Although building the crates certainly took some time (about two hours), it cost less than purchasing the two Strongboxes I would have needed; about $20 less. Here's a list of the supplies I picked up at my local Home Depot and Jo-Ann Fabrics & Crafts:
2 8ft lengths of 1x4" pine boards
1 4x8' sheet of 1/8" luan mahogany (door skin)
1 box of 1 1/4" gold screws
2 cabinet handles
2 24x60x1" foam sheets (these I purchased at Jo-Ann Fabrics)
The finished art crates measure 23x20x3 1/2" interior dimensions. This allowed for about 2" of foam all the way around the framed painting and drawing.
After cutting all of the boards and luan panels to the sizes I needed, it was just a simple matter of assembling them. We (my dad and I) started by joining two 1x4" boards (a 24 1/2" length and a 20" length) by putting two screws in the corner joint. We repeated this until the entire frame was assembled. We then cut triangles out of the scrap laun panel to place in each corner of the crate for added durability and strength and then screwed all of the triangles and a 24 1/2 x 21 1/2" luan panel to one side of the wood frame. Finally, we added a cabinet handle to the top of each crate.

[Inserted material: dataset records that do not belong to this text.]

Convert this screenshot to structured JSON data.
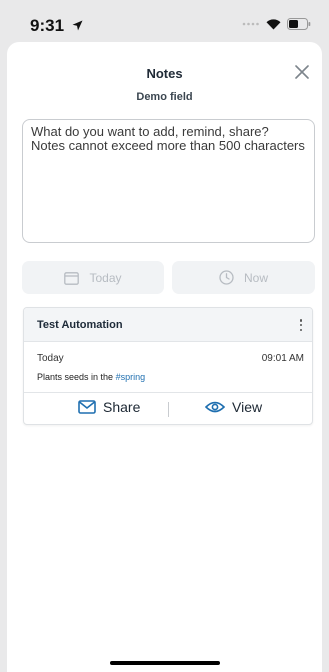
{
  "status_bar": {
    "time": "9:31"
  },
  "sheet": {
    "title": "Notes",
    "subtitle": "Demo field",
    "input": {
      "value": "",
      "placeholder": "What do you want to add, remind, share? Notes cannot exceed more than 500 characters"
    },
    "date_button": {
      "label": "Today",
      "icon": "calendar-icon"
    },
    "time_button": {
      "label": "Now",
      "icon": "clock-icon"
    }
  },
  "note_card": {
    "title": "Test Automation",
    "date": "Today",
    "time": "09:01 AM",
    "text_prefix": "Plants seeds in the ",
    "hashtag": "#spring",
    "share_label": "Share",
    "view_label": "View"
  },
  "colors": {
    "accent_blue": "#1f6fb0",
    "muted": "#b7bcc2"
  }
}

I then cut 6 pieces of 23x20x1" foam sheets — 3 for each crate. I laid a single foam sheet into each crate then cut a hole in the two middle sheets to match the exact exterior dimensions of the frame for both the painting and the drawing. I then laid these pieces of foam into each crate and placed the painting and drawing into their respective crates directly into the hole cut in the center of the foam. The final sheets of foam went on top and then I placed the final laun panels and corner triangles on the crates and screwed them down.
Once I'd completely assembled the crates with the painting and drawing inside, I stenciled my last name and the words "fragile" and "up" with an arrow to the crates. I placed Duct Tape over the corner pieces on each crate to help keep them from catching on things during shipping.